他首先肯定了哈利的情绪,这让哈利感觉舒服了一些。

“但是,事情并不像表面上看起来那么简单。”安格斯的目光变得严肃起来,“多洛雷斯·乌姆里奇,无论她的教学方式多么令人……难以认同,她此刻在霍格沃茨的身份,是魔法部正式委派的高级调查官。她所行使的一切权力,至少在程序上,都符合相关条款。”
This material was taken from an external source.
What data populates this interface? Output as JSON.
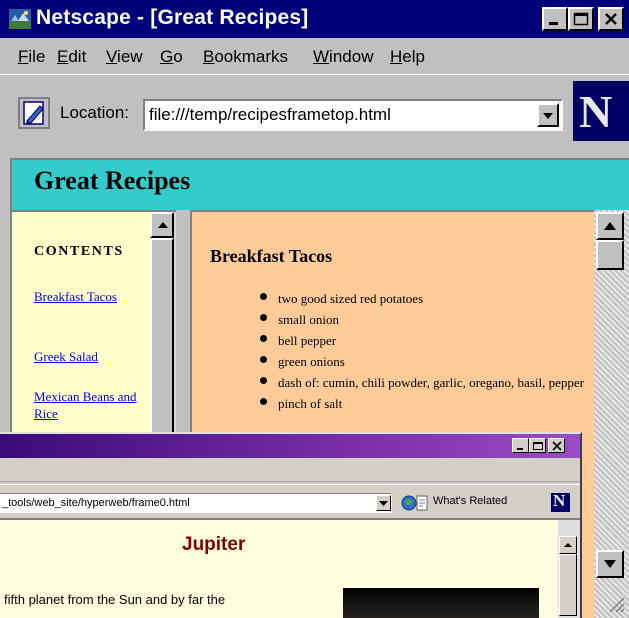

他用一种清晰而客观的语气分析着,听起来完全是在陈述事实。

“她要求填写问卷?那是为了‘优化教学资源分配’,条款上有依据。

她进行课堂观察?是为了‘评估教学质量’,章程里允许。

她关学生禁闭?理由是‘违反校规’或‘未达到学习要求’,虽然那些理由在我们看来很荒谬,但确实没有超出她作为教授的职权范围,甚至符合校规——顶多算是过度解读。”

安格斯摊了摊手,露出一丝无奈的苦笑:“也就是说,她目前所做的一切,虽然令人反感,但都在规则的框架之内。而我,作为霍格沃茨的一名雇员,即使拥有一些……特别的身份,也无法在她没有犯错时,直接去挑战魔法部正式授予的权力。”

他轻轻叹了口气,露出一丝无奈:“我和校长能做的,是在我们的职权范围内,尽可能地保证教学质量,保护学生——比如,在我的课堂上,她那些过于僵化的规矩就行不通,不是吗?”

哈利点了点头,这倒是事实。格林教授的课依旧是霍格沃茨唯一能真正学到实用防御术的地方。

“那么,”安格斯继续道,语气变得更加严肃,“如果我们公开地、直接地去对抗她,甚至试图将她赶走,那会发生什么?那些热衷于抓住我写虚假新闻的记者们又会怎么说?”

“格林公然藐视魔法部权威,疑似要成为第二个毁灭巫师界的人?还是格林疑似用不明手段蛊惑催眠学生?甚至会牵扯出更离谱的谣言,到时候你的处境也会比开学前的审判庭上更加危险。”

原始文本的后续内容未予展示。